Leading councils in this year’s report included South Tyneside with a 70% usability score, South Holland with 68% and Chichester with 66% – not particularly top scores given these are supposed to be the best sites. Areas of disappointment included navigation, error handling, calls to action and progress indicators to support users when conducting online transactions.

CALL FOR PAPERS: Race/Gender/Media: Considering diversity across audiences, content, and producers [via Ithiliana]

Purpose: The third edition of this edited reader will present an array of scholarship designed primarily to introduce undergraduates to considerations of race and gender in the media. Though written so that lower level students will be able to engage with the content, I want the book to be interesting and sophisticated enough to also appeal to juniors and seniors, who may be the largest consumers of the text. Some lower-level graduate courses (specifically those that also enroll advanced undergrads) also may find this of value. The text will emphasize critical and reflective thinking about these issues, and will encourage critical consumption of mediated messages. The first two editions contained mostly original work, but revisions of recently published works are more than welcome. To get a sense of the very wide array of material I want this book to contain, I encourage you to explore the tables of contents for the first two editions, and other information available on the publisher’s websites.

Sorry to link & run, folks. Hope your day is being slightly more under control than mine! *grin*

By 9 August, 2010.    recommended reading   



3 Comments

  1. Australia negotiates drug prices as a nation, and pharmacies are nationally funded, though hospitals are state funded. The really good thing about this is that pharmacies and customers in rural areas (where I work) or remote areas aren’t paying more for their medications. We pay more for groceries and fuel here (and really remote areas pay far, far more), so it’s really good that we don’t get hit by the massive freight charges that we would otherwise incur for drugs. We do get fewer deliveries, but that’s mostly manageable.

  2. *nodnod* I can see how that would be good.

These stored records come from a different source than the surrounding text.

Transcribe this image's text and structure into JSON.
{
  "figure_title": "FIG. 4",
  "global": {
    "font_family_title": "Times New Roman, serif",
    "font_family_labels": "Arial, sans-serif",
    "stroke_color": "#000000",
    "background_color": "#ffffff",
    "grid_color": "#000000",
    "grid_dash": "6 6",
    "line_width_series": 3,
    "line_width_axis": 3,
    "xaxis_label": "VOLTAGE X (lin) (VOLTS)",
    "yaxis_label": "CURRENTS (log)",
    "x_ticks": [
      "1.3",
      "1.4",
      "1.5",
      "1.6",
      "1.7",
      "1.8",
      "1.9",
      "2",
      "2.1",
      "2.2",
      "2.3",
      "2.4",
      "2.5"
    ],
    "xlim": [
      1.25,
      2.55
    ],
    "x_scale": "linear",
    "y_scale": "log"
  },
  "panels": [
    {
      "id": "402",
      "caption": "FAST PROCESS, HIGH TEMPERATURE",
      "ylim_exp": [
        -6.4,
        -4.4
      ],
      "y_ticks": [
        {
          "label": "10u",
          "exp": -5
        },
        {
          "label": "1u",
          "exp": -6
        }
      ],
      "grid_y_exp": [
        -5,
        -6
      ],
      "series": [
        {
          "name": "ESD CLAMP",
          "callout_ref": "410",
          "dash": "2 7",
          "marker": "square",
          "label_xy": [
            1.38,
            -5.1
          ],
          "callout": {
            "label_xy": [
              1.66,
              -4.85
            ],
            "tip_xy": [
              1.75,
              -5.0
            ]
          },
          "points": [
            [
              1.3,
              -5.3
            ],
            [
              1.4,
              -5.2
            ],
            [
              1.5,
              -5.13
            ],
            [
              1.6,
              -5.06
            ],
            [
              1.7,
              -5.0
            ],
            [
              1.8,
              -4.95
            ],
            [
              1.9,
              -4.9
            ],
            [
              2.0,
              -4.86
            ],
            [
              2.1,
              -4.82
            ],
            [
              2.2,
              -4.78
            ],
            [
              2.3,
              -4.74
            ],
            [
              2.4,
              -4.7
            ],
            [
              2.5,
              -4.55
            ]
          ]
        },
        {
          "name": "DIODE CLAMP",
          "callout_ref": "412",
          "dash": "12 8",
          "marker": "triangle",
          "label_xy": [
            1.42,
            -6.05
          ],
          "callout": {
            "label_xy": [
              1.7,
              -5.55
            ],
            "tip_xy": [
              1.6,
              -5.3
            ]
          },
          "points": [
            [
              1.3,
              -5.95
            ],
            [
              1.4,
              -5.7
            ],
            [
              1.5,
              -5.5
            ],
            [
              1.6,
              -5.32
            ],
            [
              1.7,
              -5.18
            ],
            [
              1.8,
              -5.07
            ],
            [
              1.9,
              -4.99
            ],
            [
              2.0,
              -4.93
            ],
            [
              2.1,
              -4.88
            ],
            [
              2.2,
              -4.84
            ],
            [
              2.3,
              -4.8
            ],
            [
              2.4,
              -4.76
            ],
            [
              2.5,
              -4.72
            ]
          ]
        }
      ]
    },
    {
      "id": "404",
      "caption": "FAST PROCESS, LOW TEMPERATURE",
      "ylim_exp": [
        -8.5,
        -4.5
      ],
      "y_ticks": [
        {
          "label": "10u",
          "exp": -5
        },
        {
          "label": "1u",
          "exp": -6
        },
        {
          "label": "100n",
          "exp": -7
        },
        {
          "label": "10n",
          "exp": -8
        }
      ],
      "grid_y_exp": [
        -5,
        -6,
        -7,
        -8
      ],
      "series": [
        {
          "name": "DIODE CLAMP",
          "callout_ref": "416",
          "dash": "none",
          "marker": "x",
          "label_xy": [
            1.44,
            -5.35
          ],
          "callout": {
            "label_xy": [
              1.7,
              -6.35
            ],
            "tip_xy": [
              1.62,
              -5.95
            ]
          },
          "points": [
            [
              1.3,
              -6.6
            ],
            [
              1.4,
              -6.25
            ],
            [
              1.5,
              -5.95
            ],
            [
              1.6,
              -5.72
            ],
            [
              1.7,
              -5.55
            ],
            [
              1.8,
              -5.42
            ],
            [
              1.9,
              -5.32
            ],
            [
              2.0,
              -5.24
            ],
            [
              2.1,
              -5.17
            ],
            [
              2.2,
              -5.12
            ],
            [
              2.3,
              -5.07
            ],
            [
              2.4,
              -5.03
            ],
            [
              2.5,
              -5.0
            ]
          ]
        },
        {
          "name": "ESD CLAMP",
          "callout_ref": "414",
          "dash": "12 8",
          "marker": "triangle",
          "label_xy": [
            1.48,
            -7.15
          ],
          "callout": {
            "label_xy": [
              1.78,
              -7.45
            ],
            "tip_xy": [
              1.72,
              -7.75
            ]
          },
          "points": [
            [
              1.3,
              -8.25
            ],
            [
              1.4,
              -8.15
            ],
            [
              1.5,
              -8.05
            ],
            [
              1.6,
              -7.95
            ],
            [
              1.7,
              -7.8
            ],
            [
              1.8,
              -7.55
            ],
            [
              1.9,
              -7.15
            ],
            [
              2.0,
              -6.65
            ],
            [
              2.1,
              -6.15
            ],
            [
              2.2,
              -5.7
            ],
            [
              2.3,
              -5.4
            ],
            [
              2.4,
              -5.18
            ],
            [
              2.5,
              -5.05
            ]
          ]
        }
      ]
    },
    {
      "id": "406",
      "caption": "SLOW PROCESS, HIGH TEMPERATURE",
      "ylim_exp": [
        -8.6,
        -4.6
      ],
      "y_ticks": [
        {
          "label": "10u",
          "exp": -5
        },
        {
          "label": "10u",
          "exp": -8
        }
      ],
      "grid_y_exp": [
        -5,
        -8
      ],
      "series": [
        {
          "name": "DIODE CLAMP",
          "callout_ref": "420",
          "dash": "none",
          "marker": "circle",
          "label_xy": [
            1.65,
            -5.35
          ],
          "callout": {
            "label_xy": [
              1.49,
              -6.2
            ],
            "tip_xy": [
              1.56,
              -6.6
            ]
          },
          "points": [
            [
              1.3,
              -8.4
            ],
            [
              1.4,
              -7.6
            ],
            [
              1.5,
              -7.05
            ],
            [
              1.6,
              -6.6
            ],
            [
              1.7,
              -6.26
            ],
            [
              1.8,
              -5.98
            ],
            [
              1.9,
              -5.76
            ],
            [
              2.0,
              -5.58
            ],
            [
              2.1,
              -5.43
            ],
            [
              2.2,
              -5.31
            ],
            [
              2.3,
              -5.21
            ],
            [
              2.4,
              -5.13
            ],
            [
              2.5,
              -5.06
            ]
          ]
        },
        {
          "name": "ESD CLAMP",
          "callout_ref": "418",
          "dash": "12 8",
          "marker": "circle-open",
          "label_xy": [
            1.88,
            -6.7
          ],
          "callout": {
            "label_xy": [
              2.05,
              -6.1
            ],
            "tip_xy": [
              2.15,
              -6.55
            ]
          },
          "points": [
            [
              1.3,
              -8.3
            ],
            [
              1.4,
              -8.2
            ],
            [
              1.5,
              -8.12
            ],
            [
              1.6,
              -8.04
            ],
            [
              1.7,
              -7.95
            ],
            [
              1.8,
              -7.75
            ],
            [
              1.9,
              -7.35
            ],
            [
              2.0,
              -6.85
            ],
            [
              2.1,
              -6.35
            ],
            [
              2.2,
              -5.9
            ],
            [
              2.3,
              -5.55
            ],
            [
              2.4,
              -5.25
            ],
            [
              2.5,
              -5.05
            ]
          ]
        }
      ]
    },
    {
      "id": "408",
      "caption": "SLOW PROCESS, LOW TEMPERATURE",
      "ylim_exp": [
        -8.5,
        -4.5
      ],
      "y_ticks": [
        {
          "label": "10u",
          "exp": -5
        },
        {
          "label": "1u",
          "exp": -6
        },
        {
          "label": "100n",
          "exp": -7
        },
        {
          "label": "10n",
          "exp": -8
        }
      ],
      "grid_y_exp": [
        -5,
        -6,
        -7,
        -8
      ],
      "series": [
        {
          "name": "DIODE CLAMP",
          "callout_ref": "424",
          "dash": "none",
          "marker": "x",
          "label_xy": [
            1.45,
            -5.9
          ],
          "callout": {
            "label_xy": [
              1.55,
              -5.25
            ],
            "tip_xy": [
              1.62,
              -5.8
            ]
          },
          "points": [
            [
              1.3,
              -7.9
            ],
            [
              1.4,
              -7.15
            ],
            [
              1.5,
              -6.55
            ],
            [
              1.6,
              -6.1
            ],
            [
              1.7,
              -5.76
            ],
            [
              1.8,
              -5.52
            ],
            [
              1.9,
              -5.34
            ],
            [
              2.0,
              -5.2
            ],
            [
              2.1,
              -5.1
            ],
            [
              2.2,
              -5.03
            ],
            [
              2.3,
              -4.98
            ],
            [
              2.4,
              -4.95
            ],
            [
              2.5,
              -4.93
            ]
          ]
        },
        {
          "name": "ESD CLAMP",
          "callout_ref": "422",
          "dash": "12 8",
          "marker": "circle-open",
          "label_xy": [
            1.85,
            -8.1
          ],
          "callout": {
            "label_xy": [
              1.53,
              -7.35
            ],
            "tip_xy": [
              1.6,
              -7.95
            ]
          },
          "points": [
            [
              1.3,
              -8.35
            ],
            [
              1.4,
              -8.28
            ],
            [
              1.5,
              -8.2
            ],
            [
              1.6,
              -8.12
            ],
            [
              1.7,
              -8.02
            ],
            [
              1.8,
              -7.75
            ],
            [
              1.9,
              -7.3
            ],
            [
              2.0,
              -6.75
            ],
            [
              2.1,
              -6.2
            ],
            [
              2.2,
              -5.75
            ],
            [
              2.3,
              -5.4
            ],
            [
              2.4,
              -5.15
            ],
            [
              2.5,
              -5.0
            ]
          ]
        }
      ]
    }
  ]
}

One of the things about Canada is that our health care system is federally mandated, but the details are up to the provinces, and that includes what drugs are covered for discounted prices for people with long-term or “catastrophic” illnesses.

  3. An interesting point about the hate crimes article; I noticed when I read it a few days ago that the article seemed to take a tone implying that Dr. Sherry was a US academic coming in and telling ‘us’ what to do. What makes that implication more interesting is that a quick Google of Dr. Sherry brings us to his profile at UToledo, which tells us that Dr. Sherry completed his undergraduate degree and PhD at the University of Queensland.

    Given it was originally a radio interview, and not knowing whether Dr. Sherry has developed an identifiably US accent, it could have played differently there if he still has an Aussie accent, but I found the undercurrent of the write-up a bit odd.